Dia mengatakan lebih mempertegas pledoi yang dibacakan harus disatukan sebagai satu kesatuan yang tidak dapat dipisahkan antara kebenaran materil dan formil satu dengan lainnya dan didasarkan pada hal itu, dan fakta hukum yang muncul, bahwa BAP para saksi dan terdakwa MM dan aktor utama pembuat gambar sketsa fotocopy yang diduga palsu tidak pernah diperiksa oleh penyidik maupun penyidik pembantu.
" Bahwa benar gambar sketsa dijadikan Babuk tidak pernah ada aslinya dan tidak pernah ada P19 dari penuntut umum dan tidak pernah memeriksa terdakwa maupun para saksi termasuk aktor utama yang memalsukan sketsa," katanya.
Karena dia menegaskan pihaknya sebagai penasihat hukum, yakin seyakin-yakinnya, bahwa klien mereka sama sekali, tidak terbukti melakukan apa yang didakwakan JPU dalam dakwaan kesatu.
Hanafi juga mengatakan, bahwa terdakwa juga tidak terbukti melakukan apa yang didakwakan dalam dakwaan kedua, penyerobotan tanah, karena terdakwa sudah memegang putusan PN dari tahun 1976 sampai putusan MA, serta berita acara eksekusi yang dikeluarkan PN Manado.
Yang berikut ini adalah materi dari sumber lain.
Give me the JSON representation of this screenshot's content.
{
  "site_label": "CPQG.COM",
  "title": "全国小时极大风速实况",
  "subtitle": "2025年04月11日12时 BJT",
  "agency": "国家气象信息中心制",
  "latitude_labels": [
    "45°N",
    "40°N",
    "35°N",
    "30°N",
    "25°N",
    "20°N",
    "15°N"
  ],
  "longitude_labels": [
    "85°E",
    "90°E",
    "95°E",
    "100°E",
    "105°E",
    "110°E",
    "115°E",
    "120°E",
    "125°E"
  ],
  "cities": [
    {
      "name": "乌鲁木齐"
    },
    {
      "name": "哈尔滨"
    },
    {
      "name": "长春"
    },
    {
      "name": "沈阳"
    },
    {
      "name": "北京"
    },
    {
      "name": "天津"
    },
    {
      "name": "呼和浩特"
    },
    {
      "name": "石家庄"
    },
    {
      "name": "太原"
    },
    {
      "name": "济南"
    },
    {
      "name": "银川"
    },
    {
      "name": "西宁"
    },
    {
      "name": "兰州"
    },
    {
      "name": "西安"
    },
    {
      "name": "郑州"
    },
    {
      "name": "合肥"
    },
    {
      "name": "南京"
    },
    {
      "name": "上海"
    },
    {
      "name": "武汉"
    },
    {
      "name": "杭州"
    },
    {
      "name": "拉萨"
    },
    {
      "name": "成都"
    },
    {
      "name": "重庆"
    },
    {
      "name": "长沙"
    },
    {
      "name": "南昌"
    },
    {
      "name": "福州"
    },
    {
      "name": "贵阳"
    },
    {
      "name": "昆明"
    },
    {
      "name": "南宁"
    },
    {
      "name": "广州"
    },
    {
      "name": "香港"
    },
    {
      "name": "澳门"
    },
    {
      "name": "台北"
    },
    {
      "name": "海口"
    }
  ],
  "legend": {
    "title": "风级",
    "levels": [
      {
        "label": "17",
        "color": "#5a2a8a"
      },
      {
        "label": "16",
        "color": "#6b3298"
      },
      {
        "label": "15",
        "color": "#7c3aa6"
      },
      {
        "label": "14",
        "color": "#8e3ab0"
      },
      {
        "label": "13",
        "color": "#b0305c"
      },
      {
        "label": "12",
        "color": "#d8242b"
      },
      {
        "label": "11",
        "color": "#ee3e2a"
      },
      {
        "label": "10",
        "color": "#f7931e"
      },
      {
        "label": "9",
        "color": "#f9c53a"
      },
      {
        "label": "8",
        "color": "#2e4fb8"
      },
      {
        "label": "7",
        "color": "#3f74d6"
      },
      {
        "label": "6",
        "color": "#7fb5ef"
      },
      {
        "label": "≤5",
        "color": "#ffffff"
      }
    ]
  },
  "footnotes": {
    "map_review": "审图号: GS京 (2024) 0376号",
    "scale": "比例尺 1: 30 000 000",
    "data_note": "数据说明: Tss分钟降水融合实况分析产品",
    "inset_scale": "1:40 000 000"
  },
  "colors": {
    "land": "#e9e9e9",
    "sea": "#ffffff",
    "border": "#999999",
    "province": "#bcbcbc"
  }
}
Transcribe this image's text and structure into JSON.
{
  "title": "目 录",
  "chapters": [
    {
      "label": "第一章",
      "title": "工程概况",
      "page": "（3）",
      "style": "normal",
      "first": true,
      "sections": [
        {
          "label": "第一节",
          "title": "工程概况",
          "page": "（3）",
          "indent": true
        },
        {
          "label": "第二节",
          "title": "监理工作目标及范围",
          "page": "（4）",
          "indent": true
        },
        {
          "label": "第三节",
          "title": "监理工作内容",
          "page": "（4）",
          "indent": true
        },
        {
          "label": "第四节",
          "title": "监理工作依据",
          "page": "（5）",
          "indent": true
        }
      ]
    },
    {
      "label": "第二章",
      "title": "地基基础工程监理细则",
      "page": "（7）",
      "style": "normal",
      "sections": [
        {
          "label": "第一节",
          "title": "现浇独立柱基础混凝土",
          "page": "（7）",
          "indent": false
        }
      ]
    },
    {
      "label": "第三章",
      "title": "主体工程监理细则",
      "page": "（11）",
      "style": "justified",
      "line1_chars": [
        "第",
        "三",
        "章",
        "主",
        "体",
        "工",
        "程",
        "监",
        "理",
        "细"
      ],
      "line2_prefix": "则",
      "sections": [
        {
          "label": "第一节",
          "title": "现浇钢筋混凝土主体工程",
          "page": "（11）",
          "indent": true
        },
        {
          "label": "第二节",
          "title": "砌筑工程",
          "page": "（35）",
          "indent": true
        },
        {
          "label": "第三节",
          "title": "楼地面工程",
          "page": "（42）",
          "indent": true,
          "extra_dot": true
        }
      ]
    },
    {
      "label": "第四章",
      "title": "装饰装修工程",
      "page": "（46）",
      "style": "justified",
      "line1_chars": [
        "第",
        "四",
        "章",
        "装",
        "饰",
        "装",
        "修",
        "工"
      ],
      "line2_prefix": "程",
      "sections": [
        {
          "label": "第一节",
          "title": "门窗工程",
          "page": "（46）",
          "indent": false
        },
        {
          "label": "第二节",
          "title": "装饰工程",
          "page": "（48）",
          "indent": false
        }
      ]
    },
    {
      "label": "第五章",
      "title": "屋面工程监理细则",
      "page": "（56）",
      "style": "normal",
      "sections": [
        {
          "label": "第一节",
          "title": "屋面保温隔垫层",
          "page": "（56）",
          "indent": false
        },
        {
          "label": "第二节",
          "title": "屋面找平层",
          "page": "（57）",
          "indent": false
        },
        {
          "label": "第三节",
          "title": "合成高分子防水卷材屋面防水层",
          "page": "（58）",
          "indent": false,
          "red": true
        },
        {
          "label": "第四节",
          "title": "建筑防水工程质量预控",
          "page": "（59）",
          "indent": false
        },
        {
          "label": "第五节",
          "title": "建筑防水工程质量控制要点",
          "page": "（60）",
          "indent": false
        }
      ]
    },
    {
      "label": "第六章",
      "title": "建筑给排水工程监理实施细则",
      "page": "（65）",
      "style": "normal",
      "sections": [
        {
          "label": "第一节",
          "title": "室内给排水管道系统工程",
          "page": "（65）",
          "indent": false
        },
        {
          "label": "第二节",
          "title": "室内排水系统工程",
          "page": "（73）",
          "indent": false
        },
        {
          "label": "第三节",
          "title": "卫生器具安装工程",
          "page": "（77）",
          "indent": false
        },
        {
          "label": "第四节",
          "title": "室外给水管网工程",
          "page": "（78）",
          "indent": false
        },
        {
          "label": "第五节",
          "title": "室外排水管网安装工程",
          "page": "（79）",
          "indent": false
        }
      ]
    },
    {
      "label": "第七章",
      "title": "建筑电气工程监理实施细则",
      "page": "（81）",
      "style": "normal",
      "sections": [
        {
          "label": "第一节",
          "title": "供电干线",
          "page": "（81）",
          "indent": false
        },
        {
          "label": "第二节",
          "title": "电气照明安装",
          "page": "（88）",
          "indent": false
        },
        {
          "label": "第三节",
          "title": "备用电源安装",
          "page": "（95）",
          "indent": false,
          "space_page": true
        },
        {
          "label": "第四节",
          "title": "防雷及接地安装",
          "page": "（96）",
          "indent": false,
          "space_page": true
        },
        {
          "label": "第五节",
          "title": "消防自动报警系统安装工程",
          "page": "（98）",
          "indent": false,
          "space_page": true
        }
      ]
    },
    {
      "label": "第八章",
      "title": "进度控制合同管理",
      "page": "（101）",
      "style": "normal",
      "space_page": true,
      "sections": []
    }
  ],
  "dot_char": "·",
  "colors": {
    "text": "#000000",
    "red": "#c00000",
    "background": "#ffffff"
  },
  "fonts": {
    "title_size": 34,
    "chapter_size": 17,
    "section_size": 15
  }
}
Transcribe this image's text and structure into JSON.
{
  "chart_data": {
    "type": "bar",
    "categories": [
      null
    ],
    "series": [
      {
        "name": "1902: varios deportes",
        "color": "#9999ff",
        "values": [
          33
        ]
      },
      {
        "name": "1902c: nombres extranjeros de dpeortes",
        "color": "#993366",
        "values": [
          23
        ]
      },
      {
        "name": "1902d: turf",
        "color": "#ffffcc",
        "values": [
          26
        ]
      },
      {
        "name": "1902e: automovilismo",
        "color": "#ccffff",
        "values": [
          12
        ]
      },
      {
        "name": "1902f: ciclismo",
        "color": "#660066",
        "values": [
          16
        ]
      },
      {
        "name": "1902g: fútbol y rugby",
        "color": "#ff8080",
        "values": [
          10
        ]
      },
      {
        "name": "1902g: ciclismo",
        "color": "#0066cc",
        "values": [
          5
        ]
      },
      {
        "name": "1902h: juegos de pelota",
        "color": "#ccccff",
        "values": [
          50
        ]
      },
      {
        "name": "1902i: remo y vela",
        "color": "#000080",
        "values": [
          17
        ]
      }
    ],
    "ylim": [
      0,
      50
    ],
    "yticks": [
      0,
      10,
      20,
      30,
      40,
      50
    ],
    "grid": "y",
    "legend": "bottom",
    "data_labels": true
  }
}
Karena itu, dia mengingatkan agar penyidik, JPU, maupun penasihat hukum, agar tidak tidak melakukan hal-hal yang tidak benar, karena karma akan datang kepada siapapun sampai kepada anak cucu jika sengaja melakukan hal yang tak benar, maka jangan sampai tergoda oleh syaitan dalam persidangan perkara tersebut.

Dia juga menegaskan bahwa tanah yang disengketakan itu sudah ada kekuatan hukum tetap dan berbatasan dengan milik JP Mongula, Masawuko serta Ir. Dendeng.
Dia juga menyampaikan apresiasi yang tinggi kepada MM alias Etha, atas ketangguhannya meneruskan perjuangan ayahnya, Zeth Makalaw, meskipun dalam keadaan sakit tetap datang menghadiri sidang.
Selain itu, sesuai sidang, Hanafi Saleh, mengajak semua pihak tetap berbaik sangka kepada majelis dan jangan mendahului putusan hakim.